L’enquête de ma collègue, menée sur plusieurs mois, lève le voile sur une culture d’entreprise toxique. Les témoignages percutants d’ex-employés et d’ex-cadres de Juste pour rire font état d’un climat de terreur, où les insultes, l’intimidation et le harcèlement psychologique étaient choses du commun.

La principale cible de ces doléances est Guylaine Lalonde, l’ex-bras droit de Gilbert Rozon – ainsi que sa voisine à la campagne –, qui l’a remplacé dans ses fonctions de PDG de Juste pour rire l’automne dernier, après que Rozon eut fait l’objet de multiples allégations d’inconduite sexuelle.

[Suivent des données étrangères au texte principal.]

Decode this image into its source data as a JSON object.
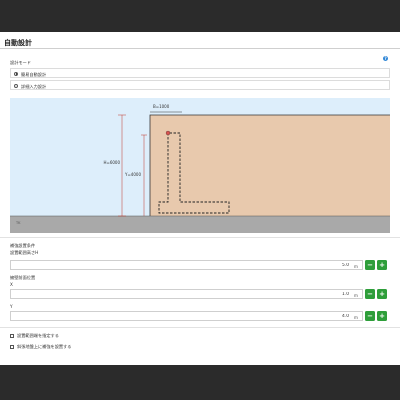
{
  "title": "自動設計",
  "mode_section": {
    "label": "設計モード",
    "help_glyph": "?",
    "options": [
      {
        "label": "簡易自動設計",
        "selected": true
      },
      {
        "label": "詳細入力設計",
        "selected": false
      }
    ]
  },
  "diagram": {
    "width_label": "B=1000",
    "height_label_outer": "H=6000",
    "height_label_inner": "Y=4000",
    "ground_label": "TK"
  },
  "conditions": {
    "section_title": "補強設置条件",
    "height_label": "設置範囲高さH",
    "height_value": "5.0",
    "height_unit": "m",
    "position_title": "擁壁前面位置",
    "x_label": "X",
    "x_value": "1.0",
    "x_unit": "m",
    "y_label": "Y",
    "y_value": "4.0",
    "y_unit": "m",
    "minus_glyph": "−",
    "plus_glyph": "+"
  },
  "checks": [
    {
      "label": "設置範囲端を指定する",
      "checked": false
    },
    {
      "label": "斜張地盤上に補強を設置する",
      "checked": false
    }
  ],
  "colors": {
    "sky": "#ddeefb",
    "soil": "#e8c9ad",
    "ground": "#a9a9a9",
    "dimension": "#c0392b",
    "button": "#2e9e3a"
  }
}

Guylaine Lalonde a confirmé à ma collègue qu’il y avait eu plusieurs cas d’épuisement professionnel à Juste pour rire, que le taux de roulement était élevé et que des employés sortaient souvent des réunions en pleurant. Son explication ? Certains employés ne réussissent peut-être pas à s’adapter à la culture de l’entreprise…

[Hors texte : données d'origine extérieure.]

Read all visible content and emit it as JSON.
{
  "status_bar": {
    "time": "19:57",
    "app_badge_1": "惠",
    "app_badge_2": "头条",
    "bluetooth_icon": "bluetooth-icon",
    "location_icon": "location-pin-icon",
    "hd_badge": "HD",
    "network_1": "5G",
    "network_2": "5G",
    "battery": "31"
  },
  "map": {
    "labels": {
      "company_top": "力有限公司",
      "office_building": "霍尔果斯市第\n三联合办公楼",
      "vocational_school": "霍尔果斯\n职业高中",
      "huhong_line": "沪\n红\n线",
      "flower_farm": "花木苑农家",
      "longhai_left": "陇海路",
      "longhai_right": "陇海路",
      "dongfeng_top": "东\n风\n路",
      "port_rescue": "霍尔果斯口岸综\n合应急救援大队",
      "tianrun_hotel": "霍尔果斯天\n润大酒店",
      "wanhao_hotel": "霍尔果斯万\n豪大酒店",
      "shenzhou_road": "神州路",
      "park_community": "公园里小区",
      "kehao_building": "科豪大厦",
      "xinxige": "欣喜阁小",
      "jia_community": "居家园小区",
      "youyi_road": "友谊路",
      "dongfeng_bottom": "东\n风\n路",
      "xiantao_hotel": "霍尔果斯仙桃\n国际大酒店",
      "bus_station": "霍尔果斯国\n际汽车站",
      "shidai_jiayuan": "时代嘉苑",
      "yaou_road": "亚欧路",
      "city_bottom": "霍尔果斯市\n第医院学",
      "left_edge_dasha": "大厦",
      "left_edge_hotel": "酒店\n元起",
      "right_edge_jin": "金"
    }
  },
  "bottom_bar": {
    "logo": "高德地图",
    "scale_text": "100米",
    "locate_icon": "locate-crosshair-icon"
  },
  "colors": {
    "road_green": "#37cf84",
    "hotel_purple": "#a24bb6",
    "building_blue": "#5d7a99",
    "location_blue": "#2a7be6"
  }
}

Et si c’était Juste pour rire qui n’avait pas réussi à favoriser le bien-être de tous ses employés ? Pas moins d’une douzaine d’employés de Juste pour rire – sur environ 130 employés permanents – ont été congédiés à leur retour au travail après s’être absentés pour cause d’épuisement professionnel. C’est arrivé notamment à une employée des ressources humaines qui avait eu la « mauvaise idée » de venir en aide à une collègue droguée et agressée sexuellement dans une fête d’entreprise, en 2014. La direction de Juste pour rire a d’ailleurs tout fait pour étouffer l’affaire.

À la lumière du tableau que brosse Isabelle Ducas, on ne peut s’empêcher de trouver ironique qu’une entreprise spécialisée dans le rire ait pu rendre autant de gens malheureux.

Alors que Guylaine Lalonde – qui nie les allégations de harcèlement psychologique – est montrée du doigt par de nombreux ex-employés, on s’explique mal comment elle a pu, dans les circonstances, être promue présidente-directrice générale l’automne dernier.

Pourquoi ne pas avoir plutôt nommé à la présidence Bruce Hills, qui est déjà chef de l’exploitation à Just for Laughs ? C’eût semblé plus cohérent. D’autant plus qu’au moment même de la nomination de Mme Lalonde, Juste pour rire se targuait d’avoir mis en place une nouvelle politique contre le harcèlement, parmi « les plus sévères et détaillées de l’industrie ».

Depuis que Juste pour rire est à vendre et que des acheteurs potentiels se manifestent, ici et à l’étranger, plusieurs ont rappelé l’importance économique de ce fleuron de la culture québécoise : les 34 millions annuels de retombées, les centaines d’emplois permanents et temporaires liés aux activités de l’entreprise dans les domaines de l’humour, du théâtre, de la télévision, etc.

Certains croient plutôt qu’il ne faudrait pas surestimer le rayonnement international de cette entreprise qui, est-il besoin de le répéter, a prospéré en grande partie grâce à l’apport des deniers publics québécois. La controverse entourant Gilbert Rozon ne contribue pas au succès de la marque, comme diraient les experts de marketing. Ni de Juste pour rire ni de son volet anglophone, Just for Laughs.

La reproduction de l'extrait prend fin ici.